Film still from “Impulse of our Time:” View of a generator hall
By the middle of the 1950s, reconstruction of the electrical engineering company had been completed. The Managing Board had long wanted to make the company’s range of offerings, innovative strength and international orientation the subject of a film. One of the main purposes of such a film was to give the numerous new employees who had been working for Siemens since the end of the war a feeling for the extent of their employer’s capabilities. The Munich association for educational films (GBF) was commissioned to produce this “full-length color film with soundtrack.”
The filming of this documentary portrait of all the company’s production and research activities began in 1957; for eight months an external film crew travelled round over 34 countries on four continents. During this time they produced fascinating images of large projects in distant lands. In addition, the film approached the topic of electrical engineering from a completely different angle, showing, for example, a close-up of a teletypewriter in action and the transformation of the crystal structure of aluminum oxide. It was these unique pictures above all that made the Siemens film “Impulse of our Time” the standard documentary of the electrical engineering sector, and for years it had no competition.

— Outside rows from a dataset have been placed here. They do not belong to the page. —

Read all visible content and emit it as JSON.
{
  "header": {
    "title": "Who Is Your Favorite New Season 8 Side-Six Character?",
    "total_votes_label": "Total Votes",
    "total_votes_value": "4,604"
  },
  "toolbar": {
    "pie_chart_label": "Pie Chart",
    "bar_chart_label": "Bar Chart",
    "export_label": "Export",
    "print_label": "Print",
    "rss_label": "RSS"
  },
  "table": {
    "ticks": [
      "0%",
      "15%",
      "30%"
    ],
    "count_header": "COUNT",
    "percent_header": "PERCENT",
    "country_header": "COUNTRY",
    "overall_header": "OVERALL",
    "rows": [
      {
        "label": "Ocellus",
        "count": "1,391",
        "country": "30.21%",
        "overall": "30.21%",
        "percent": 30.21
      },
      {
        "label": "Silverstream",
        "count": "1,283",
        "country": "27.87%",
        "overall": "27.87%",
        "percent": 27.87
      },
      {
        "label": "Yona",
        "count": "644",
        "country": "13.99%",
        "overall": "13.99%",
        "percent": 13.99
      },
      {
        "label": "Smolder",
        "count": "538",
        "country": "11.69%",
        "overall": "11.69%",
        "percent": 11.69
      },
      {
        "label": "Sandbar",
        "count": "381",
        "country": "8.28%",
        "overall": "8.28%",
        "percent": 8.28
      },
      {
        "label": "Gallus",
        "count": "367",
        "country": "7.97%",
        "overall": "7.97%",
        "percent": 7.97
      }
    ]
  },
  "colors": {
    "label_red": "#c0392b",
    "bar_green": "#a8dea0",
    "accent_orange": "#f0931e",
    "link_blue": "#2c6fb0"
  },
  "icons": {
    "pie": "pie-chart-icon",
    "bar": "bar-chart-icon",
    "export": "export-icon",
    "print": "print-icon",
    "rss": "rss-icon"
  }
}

The background music for the documentary film also broke new ground: the action, which took place solely in the world of technology, was to be accompanied throughout with technical sounds. In a sound studio built by Siemens specifically for the purpose, the young composer and Orff pupil Josef Anton Riedl created the first computer-aided “electronic music.” The working parts of this Siemens studio for electronic music can now, incidentally, be seen in the Deutsches Museum in Munich.On October 16, 1959, the Siemens film was shown for the first time in a Munich premiere cinema; this was followed initially by internal showings for the Munich workforce and their families and friends. The film was then shown in all large German cities and all Siemens locations in Germany. The reception of this avant-garde company film exceeded all expectations – “Impulse of our Time” was awarded numerous film prizes. The producer and director Otto Martini thus received the Federal German Film Award and two Gold Ribbons at the tenth Berlinale in 1960, and the Wiesbaden film evaluation board rated the industrial film “highly valuable.”
Over the next few years, “Impulse of our Time” was dubbed in a total of 13 languages. In ten years, it was seen by more than eight million viewers in Germany and abroad.